Weakness across the world has become the real spoiler and has not allowed our markets to move beyond the recent range of consolidation. But, we also have to accept the fact that we have outperformed our global peers significantly because we haven’t fallen in step with the global indices. In the end, we are still left without direction and completely unaware of the direction we are currently taking. It would be wise to mention a few key levels and monitor them closely in the first half of the coming week. Regarding support, 14,540, followed by 14,400, are to be considered as key levels. A sustained move below the lower range would certainly reduce the possibility of some near-term positivity. On the other hand, 14,750 – 14,830 should be considered as major obstacles. If we are to regain strength, Nifty must first go beyond 14,830.
As in the previous week, we witnessed many thematic movements taking place one after the other. It wasn’t until Friday that there was no clear winner and, in fact, the market as a whole saw a decent correction, which is not an encouraging sign.
We advise traders to keep a tab of all of the levels mentioned above and continue with an equity-centric approach. In addition, it is
It is advisable to stay light and avoid aggressive bets until global volatility decreases.
NSE script code – ITC
View – bullish
Last closure – Rs 212.25
Justification – It is one of the actions most appreciated by investors as well as by the fraternity of traders. But he failed miserably to meet his expectations time and time again. Let’s see what the short term trend looks like. The overall price action between November 20 and early February of this year has been excellent; but since then we have seen a complete lull in the stock. After experiencing some correction from recent highs, the stock entered a consolidation mode and spent some time around its cluster of key moving averages. On Friday we unexpectedly witnessed a surge in prices as well as large volumes. So, in the hope of keeping the momentum going, we recommend going long on a slight dip towards 209 – 207 for a target of Rs. 222 in the coming days. Strict stop loss can be placed at Rs.202.

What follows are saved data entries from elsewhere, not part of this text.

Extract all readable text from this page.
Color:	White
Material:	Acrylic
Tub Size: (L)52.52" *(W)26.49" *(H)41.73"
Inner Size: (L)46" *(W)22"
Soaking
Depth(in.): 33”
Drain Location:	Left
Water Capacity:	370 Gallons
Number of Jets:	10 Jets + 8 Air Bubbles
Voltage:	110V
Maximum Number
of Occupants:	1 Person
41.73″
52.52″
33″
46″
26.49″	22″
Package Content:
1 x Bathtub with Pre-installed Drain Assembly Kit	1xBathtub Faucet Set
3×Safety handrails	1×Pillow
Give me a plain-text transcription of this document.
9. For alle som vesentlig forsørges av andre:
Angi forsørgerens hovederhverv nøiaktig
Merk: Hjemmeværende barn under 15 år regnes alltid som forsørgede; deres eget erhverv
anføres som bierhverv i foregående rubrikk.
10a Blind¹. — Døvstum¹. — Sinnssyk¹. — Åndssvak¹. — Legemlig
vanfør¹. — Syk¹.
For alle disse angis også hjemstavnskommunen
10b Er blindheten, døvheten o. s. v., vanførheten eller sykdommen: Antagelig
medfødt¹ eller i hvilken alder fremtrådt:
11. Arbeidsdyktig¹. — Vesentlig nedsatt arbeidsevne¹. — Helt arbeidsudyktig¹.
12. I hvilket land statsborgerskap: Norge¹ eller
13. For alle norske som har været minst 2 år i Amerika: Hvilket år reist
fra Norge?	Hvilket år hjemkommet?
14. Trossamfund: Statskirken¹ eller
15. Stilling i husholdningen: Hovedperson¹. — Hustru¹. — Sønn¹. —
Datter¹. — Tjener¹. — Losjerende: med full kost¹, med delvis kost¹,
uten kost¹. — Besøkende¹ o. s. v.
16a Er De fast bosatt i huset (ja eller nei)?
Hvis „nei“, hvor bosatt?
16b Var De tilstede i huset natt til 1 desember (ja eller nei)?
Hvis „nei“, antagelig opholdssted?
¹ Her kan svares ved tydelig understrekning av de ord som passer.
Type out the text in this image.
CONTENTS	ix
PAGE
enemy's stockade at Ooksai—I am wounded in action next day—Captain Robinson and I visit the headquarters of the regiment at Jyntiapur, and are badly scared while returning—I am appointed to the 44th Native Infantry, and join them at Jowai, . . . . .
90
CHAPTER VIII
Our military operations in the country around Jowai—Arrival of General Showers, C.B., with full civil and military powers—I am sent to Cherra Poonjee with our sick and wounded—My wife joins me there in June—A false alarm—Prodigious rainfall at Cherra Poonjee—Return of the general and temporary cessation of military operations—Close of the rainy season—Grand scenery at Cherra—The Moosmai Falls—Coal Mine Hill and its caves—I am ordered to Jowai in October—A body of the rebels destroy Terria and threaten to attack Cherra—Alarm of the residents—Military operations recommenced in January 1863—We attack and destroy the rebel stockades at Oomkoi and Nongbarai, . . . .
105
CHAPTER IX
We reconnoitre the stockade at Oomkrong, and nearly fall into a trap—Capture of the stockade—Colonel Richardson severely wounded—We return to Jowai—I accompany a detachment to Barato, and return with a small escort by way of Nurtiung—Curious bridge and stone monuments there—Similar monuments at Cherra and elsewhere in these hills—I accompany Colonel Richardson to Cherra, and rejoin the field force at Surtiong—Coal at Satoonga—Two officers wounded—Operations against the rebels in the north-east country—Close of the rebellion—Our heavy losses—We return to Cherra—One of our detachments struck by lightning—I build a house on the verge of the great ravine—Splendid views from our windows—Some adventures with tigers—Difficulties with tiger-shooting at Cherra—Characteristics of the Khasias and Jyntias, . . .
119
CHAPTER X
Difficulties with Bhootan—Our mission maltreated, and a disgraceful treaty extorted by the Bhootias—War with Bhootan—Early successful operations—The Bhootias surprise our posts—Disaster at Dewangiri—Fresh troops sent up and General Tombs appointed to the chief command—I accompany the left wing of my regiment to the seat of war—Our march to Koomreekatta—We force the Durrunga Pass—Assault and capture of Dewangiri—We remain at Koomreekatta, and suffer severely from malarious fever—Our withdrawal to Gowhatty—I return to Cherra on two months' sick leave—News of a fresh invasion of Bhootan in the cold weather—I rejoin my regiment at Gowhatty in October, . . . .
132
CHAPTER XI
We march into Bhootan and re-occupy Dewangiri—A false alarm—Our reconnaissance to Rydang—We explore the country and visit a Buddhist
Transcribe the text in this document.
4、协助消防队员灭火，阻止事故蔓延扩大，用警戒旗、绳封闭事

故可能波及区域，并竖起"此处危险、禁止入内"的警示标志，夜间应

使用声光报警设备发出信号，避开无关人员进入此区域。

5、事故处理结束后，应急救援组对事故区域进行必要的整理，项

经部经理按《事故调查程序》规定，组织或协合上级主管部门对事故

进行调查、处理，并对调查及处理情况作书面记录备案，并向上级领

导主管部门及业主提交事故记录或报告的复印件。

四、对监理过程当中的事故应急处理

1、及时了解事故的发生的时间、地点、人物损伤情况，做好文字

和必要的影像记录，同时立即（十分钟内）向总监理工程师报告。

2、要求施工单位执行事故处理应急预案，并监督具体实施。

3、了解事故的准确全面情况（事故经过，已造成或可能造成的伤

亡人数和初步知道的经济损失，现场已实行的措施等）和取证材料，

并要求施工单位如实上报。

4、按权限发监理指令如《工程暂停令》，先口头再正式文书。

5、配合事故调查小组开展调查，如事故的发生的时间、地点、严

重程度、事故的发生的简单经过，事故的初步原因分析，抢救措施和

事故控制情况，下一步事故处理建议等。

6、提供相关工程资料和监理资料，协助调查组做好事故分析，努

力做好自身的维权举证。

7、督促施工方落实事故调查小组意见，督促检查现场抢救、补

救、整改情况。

NSE script code – LALPATHLAB
View – bearish
Last closure – Rs 2,719.45
Justification – This pathology stock appears to have lost its luster now as we are seeing consistent corrective action over the past few weeks. Taking a look at the daily chart we can see the price sliding below its key 2800 support at the close. Regarding prices, it confirmed a “Lower Top Lower Bottom” on the daily chart, which is a sign of weakness in the near term. Since it has already moved far away from recent highs and is approaching its strong support zone, we recommend selling for a cautious downward movement. Momentum traders may look to go short to a target of Rs. 2600 in the coming days. The strict stop loss can be placed at Rs 2,792.
Disclaimer: Sameet Chavan is Chief Technical and Derivatives Analyst at Angel Broking. The analyst can have positions in one or more stocks. Opinions are personal.